Lincoln Memorial, Washington DC, 2013, December

Civil rights are the rights of citizens to political and social freedom and equality. These rights are guaranteed and protected by the U.S. Constitution and federal laws enacted by Congress. Some examples of civil rights include the right to vote, the right to a fair trial, the right to government services, the right to a public education, and the right to use public facilities. Additional examples of civil rights include the Civil Rights Act of 1964 and the Americans with Disabilities Act of 1990 which together protect citizens from, among other things, unlawful discrimination based on race, color, religion, sex, national origin, sexual orientation, gender identity, and disability in the workplace.

42 U.S.C. Section 1983 is an important federal statute which essentially protects citizens from state and local government actors who deprive them of civil rights established by the United States Constitution or federal law.
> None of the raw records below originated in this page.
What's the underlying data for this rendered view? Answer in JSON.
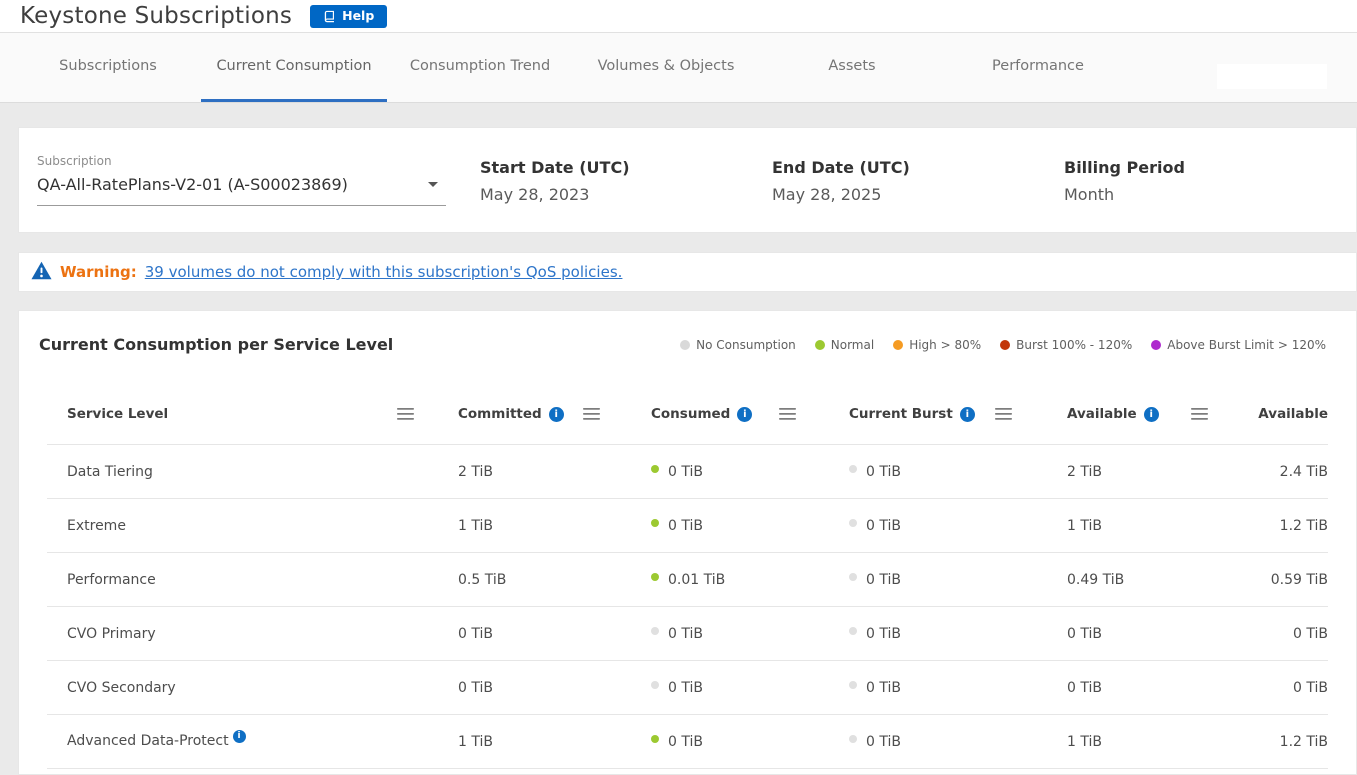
{
  "header": {
    "title": "Keystone Subscriptions",
    "help_label": "Help"
  },
  "tabs": [
    {
      "label": "Subscriptions",
      "active": false
    },
    {
      "label": "Current Consumption",
      "active": true
    },
    {
      "label": "Consumption Trend",
      "active": false
    },
    {
      "label": "Volumes & Objects",
      "active": false
    },
    {
      "label": "Assets",
      "active": false
    },
    {
      "label": "Performance",
      "active": false
    }
  ],
  "subscription_panel": {
    "select_label": "Subscription",
    "select_value": "QA-All-RatePlans-V2-01 (A-S00023869)",
    "fields": [
      {
        "label": "Start Date (UTC)",
        "value": "May 28, 2023"
      },
      {
        "label": "End Date (UTC)",
        "value": "May 28, 2025"
      },
      {
        "label": "Billing Period",
        "value": "Month"
      }
    ]
  },
  "warning_banner": {
    "label": "Warning:",
    "link_text": "39 volumes do not comply with this subscription's QoS policies."
  },
  "consumption_card": {
    "title": "Current Consumption per Service Level",
    "legend": [
      {
        "label": "No Consumption",
        "color": "#D9D9D9"
      },
      {
        "label": "Normal",
        "color": "#9CC931"
      },
      {
        "label": "High > 80%",
        "color": "#F59B23"
      },
      {
        "label": "Burst 100% - 120%",
        "color": "#C2360A"
      },
      {
        "label": "Above Burst Limit > 120%",
        "color": "#AE29CE"
      }
    ],
    "status_colors": {
      "none": "#E0E0E0",
      "normal": "#9CC931"
    },
    "table": {
      "headers": [
        {
          "label": "Service Level",
          "info": false
        },
        {
          "label": "Committed",
          "info": true
        },
        {
          "label": "Consumed",
          "info": true
        },
        {
          "label": "Current Burst",
          "info": true
        },
        {
          "label": "Available",
          "info": true
        },
        {
          "label": "Available",
          "info": false
        }
      ],
      "rows": [
        {
          "service_level": "Data Tiering",
          "row_info": false,
          "committed": "2 TiB",
          "consumed": "0 TiB",
          "consumed_status": "normal",
          "current_burst": "0 TiB",
          "burst_status": "none",
          "available": "2 TiB",
          "available_with_burst": "2.4 TiB"
        },
        {
          "service_level": "Extreme",
          "row_info": false,
          "committed": "1 TiB",
          "consumed": "0 TiB",
          "consumed_status": "normal",
          "current_burst": "0 TiB",
          "burst_status": "none",
          "available": "1 TiB",
          "available_with_burst": "1.2 TiB"
        },
        {
          "service_level": "Performance",
          "row_info": false,
          "committed": "0.5 TiB",
          "consumed": "0.01 TiB",
          "consumed_status": "normal",
          "current_burst": "0 TiB",
          "burst_status": "none",
          "available": "0.49 TiB",
          "available_with_burst": "0.59 TiB"
        },
        {
          "service_level": "CVO Primary",
          "row_info": false,
          "committed": "0 TiB",
          "consumed": "0 TiB",
          "consumed_status": "none",
          "current_burst": "0 TiB",
          "burst_status": "none",
          "available": "0 TiB",
          "available_with_burst": "0 TiB"
        },
        {
          "service_level": "CVO Secondary",
          "row_info": false,
          "committed": "0 TiB",
          "consumed": "0 TiB",
          "consumed_status": "none",
          "current_burst": "0 TiB",
          "burst_status": "none",
          "available": "0 TiB",
          "available_with_burst": "0 TiB"
        },
        {
          "service_level": "Advanced Data-Protect",
          "row_info": true,
          "committed": "1 TiB",
          "consumed": "0 TiB",
          "consumed_status": "normal",
          "current_burst": "0 TiB",
          "burst_status": "none",
          "available": "1 TiB",
          "available_with_burst": "1.2 TiB"
        }
      ]
    }
  }
}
This statute allows citizens to sue those actors who violate constitutional or federal law while acting under color of state law. A citizen may sue for money damages and injunctive relief. A prime example of such a deprivation of rights occurs when a citizen becomes a victim of police misconduct such as excessive force or wrongful arrest. To obtain a judgment against a municipality under 42 U.S.C. Section 1983 a Plaintiff must prove that the municipality itself supported the violation of rights alleged. This is a high standard and calls for skilled legal representation.